Mann first landed on the pop charts as a teen songwriter with the novelty hit She Say. Shortly after, he began working at Don Kirshner and Al Nevins’ Aldon Music as part of the now legendary “Brill Building writers”. Among his colleagues there were Carole King and Gerry Goffin, Neil Sedaka, Carol Bayer Sager, Jerry Leiber and Mike Stoller, Phil Spector and the woman who would become his partner in life and music, lyricist Cynthia Weil. The two soon embarked on their remarkably successful personal and professional relationship.

Mann’s seemingly endless stream of hit songs followed: Uptown, Who Put The Bomp (which also put him on the charts as a recording artist), On Broadway and Only In America (both co-written with Leiber and Stoller), We Gotta Get Out Of This Place, I Love How You Love Me, Blame It On The Bossa Nova, Kicks, Hungry, He’s Sure The Boy I Love, Walking In The Rain, Soul And Inspiration, I Just Can’t Help Believing, Rock And Roll Lullaby… and that was just the beginning.

Over the decades, Mann and Weil produced hits for almost every genre from R& B to soul, country to rock and roll. In the seventies, they gave Dolly Parton her first crossover hit, the million selling, Here You Come Again, which was also honored that year as Broadcast Music’s “most played country song”. Mann also collaborated with Dan Hill on Sometimes When We Touch, the romantic ballad that introduced the Canadian hitmaker to US audiences.  In the eighties, Mann and Weil helped launch the career of James Ingram with the sophisticated, Just Once, reintroduced the world to the angelic voice of Aaron Neville with Don’t Know Much (written with Tom Snow), and created the classic Somewhere Out There. Even in the nineties, they went on to collaborate with teen sensations Hanson on I Will Come To You.

Film was another area of expertise for Mann. With Weil and composer James Horner he penned the song score for the acclaimed animated film An American Tail, including the double Grammy award winning, Oscar and Golden Globe nominated instant standard, Somewhere Out There.

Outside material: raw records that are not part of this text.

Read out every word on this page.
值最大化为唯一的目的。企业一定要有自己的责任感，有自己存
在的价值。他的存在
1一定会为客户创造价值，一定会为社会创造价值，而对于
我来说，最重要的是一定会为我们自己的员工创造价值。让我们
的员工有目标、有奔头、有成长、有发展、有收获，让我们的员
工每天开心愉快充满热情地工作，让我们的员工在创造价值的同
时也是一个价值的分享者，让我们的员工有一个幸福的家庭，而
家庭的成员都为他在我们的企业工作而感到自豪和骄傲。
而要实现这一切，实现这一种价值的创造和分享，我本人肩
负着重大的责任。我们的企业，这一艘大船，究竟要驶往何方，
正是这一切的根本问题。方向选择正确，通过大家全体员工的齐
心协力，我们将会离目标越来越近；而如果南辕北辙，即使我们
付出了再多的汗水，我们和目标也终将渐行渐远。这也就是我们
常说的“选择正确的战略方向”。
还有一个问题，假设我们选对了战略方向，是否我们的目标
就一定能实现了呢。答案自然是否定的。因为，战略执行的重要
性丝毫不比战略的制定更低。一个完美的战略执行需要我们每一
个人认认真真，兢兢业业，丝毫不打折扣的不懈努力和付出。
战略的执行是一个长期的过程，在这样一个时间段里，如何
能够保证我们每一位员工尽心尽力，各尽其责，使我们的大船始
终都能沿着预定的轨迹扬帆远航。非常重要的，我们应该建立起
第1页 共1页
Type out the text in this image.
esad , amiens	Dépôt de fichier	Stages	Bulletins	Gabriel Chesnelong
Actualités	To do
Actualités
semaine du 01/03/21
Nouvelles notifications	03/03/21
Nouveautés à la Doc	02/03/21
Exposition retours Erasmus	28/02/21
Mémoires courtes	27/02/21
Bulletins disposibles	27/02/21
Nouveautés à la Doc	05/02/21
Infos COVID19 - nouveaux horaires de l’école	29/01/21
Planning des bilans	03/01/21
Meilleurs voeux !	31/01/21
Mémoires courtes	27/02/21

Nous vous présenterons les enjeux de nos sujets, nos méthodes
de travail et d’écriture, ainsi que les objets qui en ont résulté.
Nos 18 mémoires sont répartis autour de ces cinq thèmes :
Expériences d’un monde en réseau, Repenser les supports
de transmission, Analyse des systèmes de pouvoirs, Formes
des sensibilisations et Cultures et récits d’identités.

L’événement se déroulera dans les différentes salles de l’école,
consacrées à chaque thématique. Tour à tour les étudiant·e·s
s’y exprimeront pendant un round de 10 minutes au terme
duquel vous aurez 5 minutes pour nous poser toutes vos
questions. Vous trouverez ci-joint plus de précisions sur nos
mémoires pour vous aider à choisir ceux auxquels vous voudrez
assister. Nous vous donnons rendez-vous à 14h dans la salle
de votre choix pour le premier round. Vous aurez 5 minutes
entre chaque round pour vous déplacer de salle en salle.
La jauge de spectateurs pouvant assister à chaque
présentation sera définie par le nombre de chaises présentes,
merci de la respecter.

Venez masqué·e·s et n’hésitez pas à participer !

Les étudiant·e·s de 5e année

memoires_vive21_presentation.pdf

Early in his career, Mann co-scored I Never Sang For My Father. He also created song scores for films as diverse as the cult classic Wild In The Streets and the children’s classic Muppet Treasure Island, and has contributed songs to Christmas Vacation, Oliver And Company and Balto among others. Mann was once again Grammy nominated for the song Whatever You Imagine from The Pagemaster.

Mann’s extensive repertoire also includes the theater.  In January 2004, he and Weil opened in New York for a limited run of They Wrote That? a show based on their catalogue of hit songs.  The show was directed by Tony award winning director, Richard Maltby, Jr, who also directed Mann and Weil’s original pop rock musical based on the motion picture classic, Mask, which premiered at Pasadena Playhouse in March 2008.  And many of their hits are part of the song score of the hit show, Beautiful, The Carole King Musical, in which Mann and Weil’s young selves are portrayed by actors.

Mann’s talents, however, are not solely limited to music. He is also an accomplished photographer whose work has won a place in numerous group exhibitions. He has also been exhibited in one and two person shows at multiple galleries in Los Angeles and San Francisco.

With an undeniable knack for keeping in tune with the changing times, Barry Mann is truly a music business phenomenon. He has written innumerable pop hits and has been able to create the kinds of songs that transcend time. Adapting uncannily to different themes, styles and genres, he has attracted a broad range of artists to record and re-record his many classics and has presented songs that have become themes and anthems… “soundtracks” to our lives, and he continues to create both musical and visual works that are powerful, unique and timeless.